Minha licença poética foi-se embora devagar, nem mesmo ela poderia declamar, tamanha grandeza, de fato, ninguém conseguiria desvendar, mas com ela peço licença, a todo peito sem colo, que pare lentamente suas loucuras e desavenças e olhe mais longe, mais longe deste solo. Toda poesia que baila nos versos sem palavras, cada entoar vivo que se instala no cantarolar dos passarinhos, cada toque de suas águas e cada laço neste caminho, transcendental que transcende desde o átomo até o maior astro estelar, desde o universo até o mar, tudo vive em mim, pela sabedoria de quem quer me habitar.
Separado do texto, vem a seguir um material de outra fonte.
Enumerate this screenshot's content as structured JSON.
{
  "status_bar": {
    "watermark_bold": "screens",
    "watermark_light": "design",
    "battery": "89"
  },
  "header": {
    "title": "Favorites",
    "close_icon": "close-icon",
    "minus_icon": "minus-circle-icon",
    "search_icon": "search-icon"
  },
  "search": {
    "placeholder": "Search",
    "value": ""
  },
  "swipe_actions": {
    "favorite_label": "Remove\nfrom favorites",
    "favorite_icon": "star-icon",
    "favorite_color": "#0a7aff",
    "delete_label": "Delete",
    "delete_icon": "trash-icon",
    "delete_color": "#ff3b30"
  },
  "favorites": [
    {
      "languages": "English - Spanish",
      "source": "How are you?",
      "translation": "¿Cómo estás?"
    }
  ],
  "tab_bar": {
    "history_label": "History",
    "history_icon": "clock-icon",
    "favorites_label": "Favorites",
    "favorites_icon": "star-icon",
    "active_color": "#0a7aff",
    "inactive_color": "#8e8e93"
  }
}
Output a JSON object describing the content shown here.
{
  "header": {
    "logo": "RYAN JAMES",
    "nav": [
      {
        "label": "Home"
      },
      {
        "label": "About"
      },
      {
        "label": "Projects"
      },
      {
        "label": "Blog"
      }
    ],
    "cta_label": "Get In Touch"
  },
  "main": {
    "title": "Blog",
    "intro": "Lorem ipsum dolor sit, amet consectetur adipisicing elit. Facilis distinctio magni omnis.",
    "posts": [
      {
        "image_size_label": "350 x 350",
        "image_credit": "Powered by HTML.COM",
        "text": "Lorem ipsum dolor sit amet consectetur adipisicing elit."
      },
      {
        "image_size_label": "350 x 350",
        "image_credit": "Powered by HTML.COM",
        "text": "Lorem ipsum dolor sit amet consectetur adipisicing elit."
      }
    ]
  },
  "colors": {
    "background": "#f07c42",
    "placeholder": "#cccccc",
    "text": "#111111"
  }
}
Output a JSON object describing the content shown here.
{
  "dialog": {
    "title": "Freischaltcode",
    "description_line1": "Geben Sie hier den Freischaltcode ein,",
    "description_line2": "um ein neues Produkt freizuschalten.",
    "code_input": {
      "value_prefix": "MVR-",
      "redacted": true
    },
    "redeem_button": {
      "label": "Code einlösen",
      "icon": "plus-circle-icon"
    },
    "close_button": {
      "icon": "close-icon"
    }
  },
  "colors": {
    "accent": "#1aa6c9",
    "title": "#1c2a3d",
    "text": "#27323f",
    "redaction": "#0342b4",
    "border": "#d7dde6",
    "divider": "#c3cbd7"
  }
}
Sou o lar do oculto para iluminá-lo e surgir a terra, produzida pelo ínfimo pó que depois de colhida o que fica torna-se quimera, vivo neste lindo ciclo da vida, encontrei-me neste centro de sabedoria, posso ser caos ou cais, que ancora maldade ou paz, estado espelho que manifesta o que lhe apraz, e venho aqui falar-lhe do que me veio e sussurrou, o tom eterno que me mostrou, além destes olhos tristes há luminescência incandescente que resplandece em minha alma, corre por meu carmesim e sustenta meu coração, a vida viva enlaça a felicidade e sua semente planta luz em minha escuridão. Licença, com licença Majestade, poderia eu pisar neste chão? Tirei minhas sandálias e abaixei minha visão, como poderia lumiar suas palavras nesta oração? Venha a mim e aprofunde-se em meu abissal, ruindo a lua para por fim surgir o dia, rasgue o véu e transpasse esta melancolia, aquieta minh’alma, aquieta a confusão, és equilíbrio em corda bamba e a saída da escravidão, tu és, oh! Senhor, a rocha de meu âmago, e agora mais do que nunca peço que segure minhas mãos, a força de minha casa e o afago de minha criança, o abraço que procuro na solidão e a voz que busco quando não encontro razão, minha companhia para toda eternidade, outra metade, simetria de minha imensidão. E a ti ofereço toda minha emoção, e dou-lhe meu ventre para que insemine seu sentimento, o filho da eternidade, o sobrenome que não se esvai com o vento, e assim meu senhor termino meu cântico que minha licença poética alcança, mas sei que não cabe em poucas águas, espero que aqueça algum canto desamparado e enxergue também que há esperança neste tempo amargurado.